= Zariski–Riemann space =

Concept in algebraic geometry

In algebraic geometry, a Zariski–Riemann space or Zariski space of a subring k of a field K is a locally ringed space whose points are valuation rings containing k and contained in K. They generalize the Riemann surface of a complex curve.

Zariski–Riemann spaces were introduced by Zariski (1940, 1944) who (rather confusingly) called them Riemann manifolds or Riemann surfaces. They were named Zariski–Riemann spaces after Oscar Zariski and Bernhard Riemann by Nagata (1962) who used them to show that algebraic varieties can be embedded in complete ones.

Local uniformization (proved in characteristic 0 by Zariski) can be interpreted as saying that the Zariski–Riemann space of a variety is nonsingular in some sense, so is a sort of rather weak resolution of singularities. This does not solve the problem of resolution of singularities because in dimensions greater than 1 the Zariski–Riemann space is not locally affine and in particular is not a scheme.

==Definition==

The Zariski–Riemann space of a field K over a base field k is a locally ringed space whose points are the valuation rings containing k and contained in K. Sometimes the valuation ring K itself is excluded, and sometimes the points are restricted to the zero-dimensional valuation rings (those whose residue field has transcendence degree zero over k).

If S is the Zariski–Riemann space of a subring k of a field K, it has a topology defined by taking a basis of open sets to be the valuation rings containing a given finite subset of K. The space S is quasi-compact. It is made into a locally ringed space by assigning to any open subset the intersection of the valuation rings of the points of the subset. The local ring at any point is the corresponding valuation ring.

The Zariski–Riemann space of a function field can also be constructed as the inverse limit of all complete (or projective) models of the function field.

==Examples==

===The Zariski-Riemann space of a curve===

The Zariski-Riemann space of the function field K of a curve over k is the same as the nonsingular projective model of it. It has one generic non-closed point corresponding to the trivial valuation with valuation ring K, and its other points are the rank 1 valuation rings in K containing k. Unlike the higher-dimensional cases, the Zariski–Riemann space of a curve is a scheme.

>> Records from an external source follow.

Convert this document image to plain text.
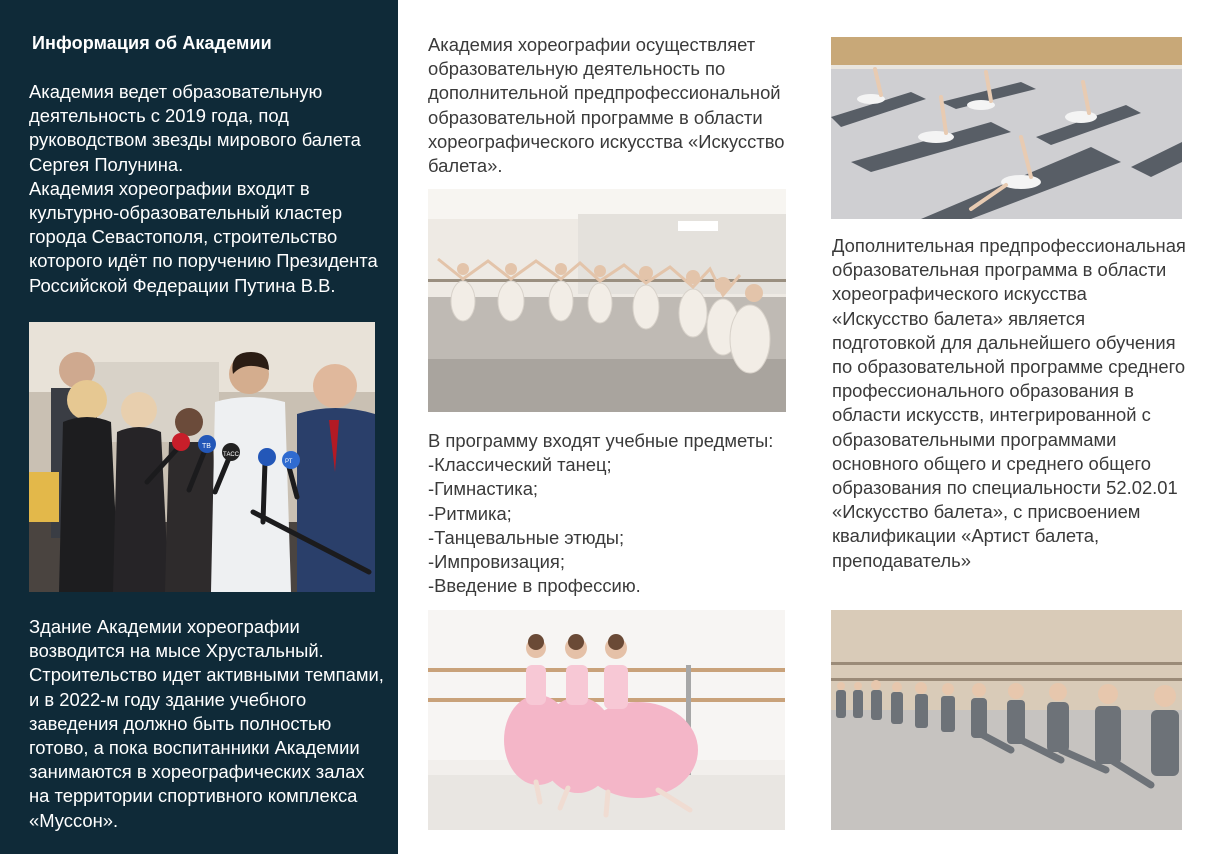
Информация об Академии

Академия ведет образовательную деятельность с 2019 года, под руководством звезды мирового балета Сергея Полунина.

Академия хореографии входит в культурно-образовательный кластер города Севастополя, строительство которого идёт по поручению Президента Российской Федерации Путина В.В.

ТВ
ТАСС
РТ

Здание Академии хореографии возводится на мысе Хрустальный. Строительство идет активными темпами, и в 2022-м году здание учебного заведения должно быть полностью готово, а пока воспитанники Академии занимаются в хореографических залах на территории спортивного комплекса «Муссон».

Академия хореографии осуществляет образовательную деятельность по дополнительной предпрофессиональной образовательной программе в области хореографического искусства «Искусство балета».

В программу входят учебные предметы:

-Классический танец;
-Гимнастика;
-Ритмика;
-Танцевальные этюды;
-Импровизация;
-Введение в профессию.

Дополнительная предпрофессиональная образовательная программа в области хореографического искусства «Искусство балета» является подготовкой для дальнейшего обучения по образовательной программе среднего профессионального образования в области искусств, интегрированной с образовательными программами основного общего и среднего общего образования по специальности 52.02.01 «Искусство балета», с присвоением квалификации «Артист балета, преподаватель»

===The Zariski-Riemann space of a surface===

The valuation rings of a surface S over k with function field K can be classified by the dimension (the transcendence degree of the residue field) and the rank (the number of nonzero convex subgroups of the valuation group). Zariski (1939) gave the following classification:

- Dimension 2. The only possibility is the trivial valuation with rank 0, valuation group 0 and valuation ring K.
- Dimension 1, rank 1. These correspond to divisors on some blowup of S, or in other words to divisors and infinitely near points of S. They are all discrete. The center in S can be either a point or a curve. The valuation group is Z.
- Dimension 0, rank 2. These correspond to germs of algebraic curves through a point on a normal model of S. The valuation group is isomorphic to Z+Z with the lexicographic order.
- Dimension 0, rank 1, discrete. These correspond to germs of non-algebraic curves (given for example by y= a non-algebraic formal power series in x) through a point of a normal model. The valuation group is Z.
- Dimension 0, rank 1, non-discrete, value group has incommensurable elements. These correspond to germs of transcendental curves such as y=x^{π} through a point of a normal model. The value group is isomorphic to an ordered group generated by 2 incommensurable real numbers.
- Dimension 0, rank 1, non-discrete, value group elements are commensurable. The value group can be isomorphic to any dense subgroup of the rational numbers. These correspond to germs of curves of the form y=Σa_{n}x^{b_{n}} where the numbers b_{n} are rational with unbounded denominators.